Feminism shows its roots as early as the reign of Queen Elizabeth the First of the 1500s, Mary Wollstonecraft of the 1700s or Jane Austen during the early 1800s. These women advocated and showed dignity, intelligence and the best potential of the female sex. However, only in the late 1800s was it that a solid, self-conscious and clearly identifiable movement was formed to represent and fight for women’s rights; feminism.
The first wave of feminism emerged during the turn of the 20th century, rising from the backdrop of industrialism, urbanisation and basic liberal politics. The first feminist movement focused greatly on formal, legal equality – first wave feminists carried out the fight for the vote for women. First wave feminism was characterised by predominantly white, middle class, and almost entirely cisgender women and encouraged the review of the basic differences between men and women. First wave feminism is sometimes criticised for being elitist and having a ‘pull the ladder up behind you’ mentality when it came to the inclusion of black women or women of other ethnicities, and also working class women. First wave feminism also failed to address the social causes of gender inequality, and attempted to fix cultural inequality by legal means.

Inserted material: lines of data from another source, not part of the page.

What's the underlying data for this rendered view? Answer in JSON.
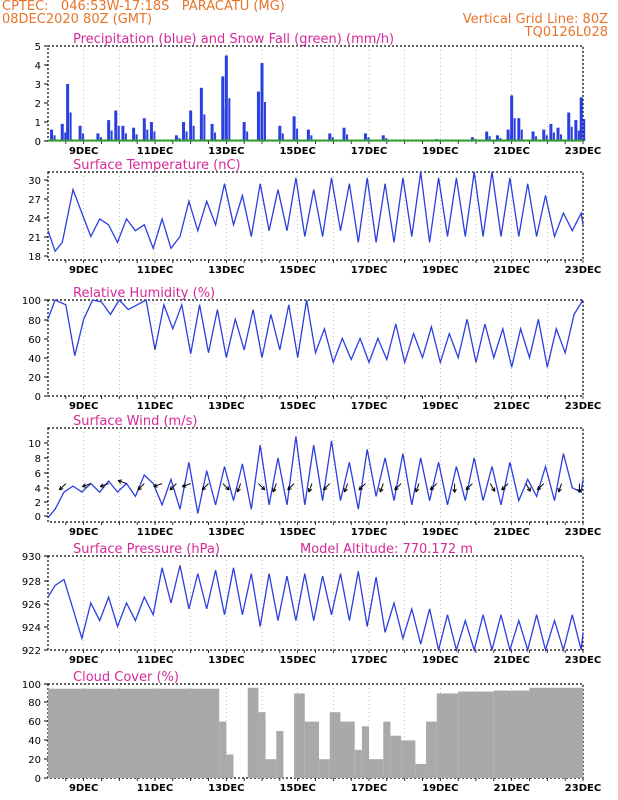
{
  "header": {
    "line1_left": "CPTEC:   046:53W-17:18S   PARACATU (MG)",
    "line2_left": "08DEC2020 80Z (GMT)",
    "line2_right": "Vertical Grid Line: 80Z",
    "line3_right": "TQ0126L028"
  },
  "x_ticks": [
    "9DEC",
    "11DEC",
    "13DEC",
    "15DEC",
    "17DEC",
    "19DEC",
    "21DEC",
    "23DEC"
  ],
  "colors": {
    "line": "#2b3fe0",
    "snow": "#2e9e2e",
    "cloud": "#a9a9a9",
    "title": "#d6289a",
    "header": "#e8742a"
  },
  "panels": {
    "precip": {
      "title": "Precipitation (blue) and Snow Fall (green) (mm/h)",
      "yticks": [
        "0",
        "1",
        "2",
        "3",
        "4",
        "5"
      ]
    },
    "temp": {
      "title": "Surface Temperature (nC)",
      "yticks": [
        "18",
        "21",
        "24",
        "27",
        "30"
      ]
    },
    "humidity": {
      "title": "Relative Humidity (%)",
      "yticks": [
        "0",
        "20",
        "40",
        "60",
        "80",
        "100"
      ]
    },
    "wind": {
      "title": "Surface Wind (m/s)",
      "yticks": [
        "0",
        "2",
        "4",
        "6",
        "8",
        "10"
      ]
    },
    "pressure": {
      "title": "Surface Pressure (hPa)",
      "subtitle": "Model Altitude: 770.172 m",
      "yticks": [
        "922",
        "924",
        "926",
        "928",
        "930"
      ]
    },
    "cloud": {
      "title": "Cloud Cover (%)",
      "yticks": [
        "0",
        "20",
        "40",
        "60",
        "80",
        "100"
      ]
    }
  },
  "chart_data": [
    {
      "type": "bar",
      "title": "Precipitation (blue) and Snow Fall (green) (mm/h)",
      "ylim": [
        0,
        5
      ],
      "xlim_days": [
        8.0,
        23.0
      ],
      "series": [
        {
          "name": "Precipitation",
          "values_by_day": [
            [
              8.1,
              0.6
            ],
            [
              8.4,
              0.9
            ],
            [
              8.55,
              3.0
            ],
            [
              8.9,
              0.8
            ],
            [
              9.4,
              0.4
            ],
            [
              9.7,
              1.1
            ],
            [
              9.9,
              1.6
            ],
            [
              10.1,
              0.8
            ],
            [
              10.4,
              0.7
            ],
            [
              10.7,
              1.2
            ],
            [
              10.9,
              1.0
            ],
            [
              11.6,
              0.3
            ],
            [
              11.8,
              1.0
            ],
            [
              12.0,
              1.6
            ],
            [
              12.3,
              2.8
            ],
            [
              12.6,
              0.9
            ],
            [
              12.9,
              3.4
            ],
            [
              13.0,
              4.5
            ],
            [
              13.5,
              1.0
            ],
            [
              13.9,
              2.6
            ],
            [
              14.0,
              4.1
            ],
            [
              14.5,
              0.8
            ],
            [
              14.9,
              1.3
            ],
            [
              15.3,
              0.6
            ],
            [
              15.9,
              0.4
            ],
            [
              16.3,
              0.7
            ],
            [
              16.9,
              0.4
            ],
            [
              17.4,
              0.3
            ],
            [
              18.9,
              0.1
            ],
            [
              19.9,
              0.2
            ],
            [
              20.3,
              0.5
            ],
            [
              20.6,
              0.3
            ],
            [
              20.9,
              0.6
            ],
            [
              21.0,
              2.4
            ],
            [
              21.2,
              1.2
            ],
            [
              21.6,
              0.5
            ],
            [
              21.9,
              0.6
            ],
            [
              22.1,
              0.9
            ],
            [
              22.3,
              0.7
            ],
            [
              22.6,
              1.5
            ],
            [
              22.8,
              1.1
            ],
            [
              22.95,
              2.3
            ]
          ]
        },
        {
          "name": "Snow Fall",
          "values_by_day": [
            [
              8.0,
              0
            ],
            [
              23.0,
              0
            ]
          ]
        }
      ]
    },
    {
      "type": "line",
      "title": "Surface Temperature (nC)",
      "ylim": [
        16,
        31
      ],
      "x_days": [
        8.0,
        8.2,
        8.4,
        8.7,
        8.95,
        9.2,
        9.45,
        9.7,
        9.95,
        10.2,
        10.45,
        10.7,
        10.95,
        11.2,
        11.45,
        11.7,
        11.95,
        12.2,
        12.45,
        12.7,
        12.95,
        13.2,
        13.45,
        13.7,
        13.95,
        14.2,
        14.45,
        14.7,
        14.95,
        15.2,
        15.45,
        15.7,
        15.95,
        16.2,
        16.45,
        16.7,
        16.95,
        17.2,
        17.45,
        17.7,
        17.95,
        18.2,
        18.45,
        18.7,
        18.95,
        19.2,
        19.45,
        19.7,
        19.95,
        20.2,
        20.45,
        20.7,
        20.95,
        21.2,
        21.45,
        21.7,
        21.95,
        22.2,
        22.45,
        22.7,
        22.95,
        23.0
      ],
      "values": [
        21,
        17.5,
        19,
        28,
        24,
        20,
        23,
        22,
        19,
        23,
        21,
        22,
        18,
        23,
        18,
        20,
        26,
        21,
        26,
        22,
        29,
        22,
        27,
        20,
        29,
        21,
        28,
        21,
        30,
        20,
        28,
        20,
        30,
        21,
        29,
        19,
        30,
        19,
        29,
        19,
        30,
        20,
        31,
        19,
        30,
        20,
        30,
        20,
        31,
        20,
        31,
        20,
        30,
        20,
        29,
        20,
        27,
        20,
        24,
        21,
        24,
        22
      ]
    },
    {
      "type": "line",
      "title": "Relative Humidity (%)",
      "ylim": [
        0,
        100
      ],
      "x_days": [
        8.0,
        8.2,
        8.5,
        8.75,
        9.0,
        9.25,
        9.5,
        9.75,
        10.0,
        10.25,
        10.5,
        10.75,
        11.0,
        11.25,
        11.5,
        11.75,
        12.0,
        12.25,
        12.5,
        12.75,
        13.0,
        13.25,
        13.5,
        13.75,
        14.0,
        14.25,
        14.5,
        14.75,
        15.0,
        15.25,
        15.5,
        15.75,
        16.0,
        16.25,
        16.5,
        16.75,
        17.0,
        17.25,
        17.5,
        17.75,
        18.0,
        18.25,
        18.5,
        18.75,
        19.0,
        19.25,
        19.5,
        19.75,
        20.0,
        20.25,
        20.5,
        20.75,
        21.0,
        21.25,
        21.5,
        21.75,
        22.0,
        22.25,
        22.5,
        22.75,
        23.0
      ],
      "values": [
        80,
        100,
        95,
        42,
        80,
        100,
        98,
        85,
        100,
        90,
        95,
        100,
        48,
        95,
        70,
        95,
        44,
        95,
        45,
        90,
        40,
        80,
        48,
        90,
        40,
        85,
        48,
        95,
        40,
        100,
        45,
        70,
        35,
        60,
        38,
        60,
        35,
        60,
        38,
        75,
        35,
        65,
        40,
        72,
        35,
        65,
        40,
        80,
        35,
        75,
        40,
        70,
        30,
        70,
        40,
        80,
        30,
        70,
        45,
        85,
        100
      ]
    },
    {
      "type": "line",
      "title": "Surface Wind (m/s)",
      "ylim": [
        0,
        11
      ],
      "x_days": [
        8.0,
        8.2,
        8.45,
        8.7,
        8.95,
        9.2,
        9.45,
        9.7,
        9.95,
        10.2,
        10.45,
        10.7,
        10.95,
        11.2,
        11.45,
        11.7,
        11.95,
        12.2,
        12.45,
        12.7,
        12.95,
        13.2,
        13.45,
        13.7,
        13.95,
        14.2,
        14.45,
        14.7,
        14.95,
        15.2,
        15.45,
        15.7,
        15.95,
        16.2,
        16.45,
        16.7,
        16.95,
        17.2,
        17.45,
        17.7,
        17.95,
        18.2,
        18.45,
        18.7,
        18.95,
        19.2,
        19.45,
        19.7,
        19.95,
        20.2,
        20.45,
        20.7,
        20.95,
        21.2,
        21.45,
        21.7,
        21.95,
        22.2,
        22.45,
        22.7,
        22.95,
        23.0
      ],
      "values": [
        0.5,
        1.5,
        3.5,
        4.2,
        3.5,
        4.5,
        3.5,
        4.8,
        3.5,
        4.5,
        3.0,
        5.5,
        4.5,
        2.0,
        5.0,
        1.5,
        7.0,
        1.0,
        6.0,
        2.0,
        6.5,
        2.5,
        6.8,
        1.5,
        9.0,
        2.0,
        7.5,
        2.0,
        10.0,
        2.0,
        9.0,
        2.5,
        9.5,
        2.5,
        7.0,
        1.5,
        8.5,
        3.0,
        7.5,
        2.5,
        8.0,
        2.0,
        7.5,
        2.5,
        7.0,
        2.0,
        6.5,
        2.5,
        7.5,
        2.5,
        6.5,
        2.0,
        7.0,
        2.5,
        5.0,
        3.0,
        6.5,
        2.5,
        8.0,
        4.0,
        3.5,
        5.0
      ],
      "arrows_deg": [
        [
          8.5,
          225
        ],
        [
          9.2,
          200
        ],
        [
          9.7,
          200
        ],
        [
          10.2,
          160
        ],
        [
          10.7,
          225
        ],
        [
          11.2,
          200
        ],
        [
          11.6,
          225
        ],
        [
          12.0,
          200
        ],
        [
          12.5,
          225
        ],
        [
          12.9,
          315
        ],
        [
          13.4,
          250
        ],
        [
          13.9,
          315
        ],
        [
          14.4,
          250
        ],
        [
          14.9,
          225
        ],
        [
          15.4,
          250
        ],
        [
          15.9,
          225
        ],
        [
          16.4,
          250
        ],
        [
          16.9,
          225
        ],
        [
          17.4,
          250
        ],
        [
          17.9,
          225
        ],
        [
          18.4,
          250
        ],
        [
          18.9,
          225
        ],
        [
          19.4,
          270
        ],
        [
          19.9,
          225
        ],
        [
          20.4,
          300
        ],
        [
          20.9,
          225
        ],
        [
          21.4,
          300
        ],
        [
          21.9,
          225
        ],
        [
          22.4,
          250
        ],
        [
          22.9,
          270
        ]
      ]
    },
    {
      "type": "line",
      "title": "Surface Pressure (hPa)",
      "ylim": [
        922,
        930
      ],
      "x_days": [
        8.0,
        8.2,
        8.45,
        8.7,
        8.95,
        9.2,
        9.45,
        9.7,
        9.95,
        10.2,
        10.45,
        10.7,
        10.95,
        11.2,
        11.45,
        11.7,
        11.95,
        12.2,
        12.45,
        12.7,
        12.95,
        13.2,
        13.45,
        13.7,
        13.95,
        14.2,
        14.45,
        14.7,
        14.95,
        15.2,
        15.45,
        15.7,
        15.95,
        16.2,
        16.45,
        16.7,
        16.95,
        17.2,
        17.45,
        17.7,
        17.95,
        18.2,
        18.45,
        18.7,
        18.95,
        19.2,
        19.45,
        19.7,
        19.95,
        20.2,
        20.45,
        20.7,
        20.95,
        21.2,
        21.45,
        21.7,
        21.95,
        22.2,
        22.45,
        22.7,
        22.95,
        23.0
      ],
      "values": [
        926.5,
        927.5,
        928.0,
        925.5,
        923.0,
        926.0,
        924.5,
        926.5,
        924.0,
        926.0,
        924.5,
        926.5,
        925.0,
        929.0,
        926.0,
        929.2,
        925.5,
        928.5,
        925.5,
        928.8,
        925.0,
        929.0,
        925.0,
        928.5,
        924.0,
        928.5,
        924.5,
        928.3,
        924.5,
        928.5,
        924.5,
        928.3,
        925.0,
        928.5,
        924.5,
        928.7,
        924.0,
        928.2,
        923.5,
        926.0,
        923.0,
        925.5,
        922.5,
        925.5,
        922.0,
        925.0,
        922.0,
        924.5,
        922.0,
        925.0,
        922.0,
        925.0,
        922.0,
        924.5,
        922.0,
        925.0,
        922.0,
        924.5,
        922.0,
        925.0,
        922.0,
        923.5
      ]
    },
    {
      "type": "bar",
      "title": "Cloud Cover (%)",
      "ylim": [
        0,
        100
      ],
      "segments_days": [
        [
          8.0,
          12.8,
          95
        ],
        [
          12.8,
          13.0,
          60
        ],
        [
          13.0,
          13.2,
          25
        ],
        [
          13.2,
          13.6,
          0
        ],
        [
          13.6,
          13.9,
          96
        ],
        [
          13.9,
          14.1,
          70
        ],
        [
          14.1,
          14.4,
          20
        ],
        [
          14.4,
          14.6,
          50
        ],
        [
          14.6,
          14.9,
          0
        ],
        [
          14.9,
          15.2,
          90
        ],
        [
          15.2,
          15.6,
          60
        ],
        [
          15.6,
          15.9,
          20
        ],
        [
          15.9,
          16.2,
          70
        ],
        [
          16.2,
          16.6,
          60
        ],
        [
          16.6,
          16.8,
          30
        ],
        [
          16.8,
          17.0,
          55
        ],
        [
          17.0,
          17.4,
          20
        ],
        [
          17.4,
          17.6,
          60
        ],
        [
          17.6,
          17.9,
          45
        ],
        [
          17.9,
          18.3,
          40
        ],
        [
          18.3,
          18.6,
          15
        ],
        [
          18.6,
          18.9,
          60
        ],
        [
          18.9,
          19.5,
          90
        ],
        [
          19.5,
          20.5,
          92
        ],
        [
          20.5,
          21.5,
          93
        ],
        [
          21.5,
          23.0,
          96
        ]
      ]
    }
  ]
}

The recognition of the inadequacy of legal equality set off the mutation into the second wave. The second wave is agreed to have existed from the 1960s through into the 1990s. The backdrop of the second wave was anti-war movements, civil rights activism, and the growing consciousness of minority groups in oppressive societies. In Britain, a radical revamp of the Left took place – manifesting itself under New Labour, in the face of this, second wave feminism was seen to be accelerating rapidly down a radical trajectory. For second wave feminists, social inequality was the key issue – focusing on female sexuality and reproductive rights for women. We have second wave feminists to thank for the bra-burning stereotype of feminists – as emphasis was put on feminine items such as high-heels, lipstick and bras as a means of patriarchal oppression of women. Second wave feminists began to realise the association of the oppression of women with more wide spanning social critiques of capitalism, normative heterosexuality and the class divide. To address the exclusionary nature of first wave feminism, second wave feminism attracted with women of colour, women from developing nations and working class women in order to seek sisterhood, describing women as a social class and throwing phrases such as “the personal is the political” into the public domain.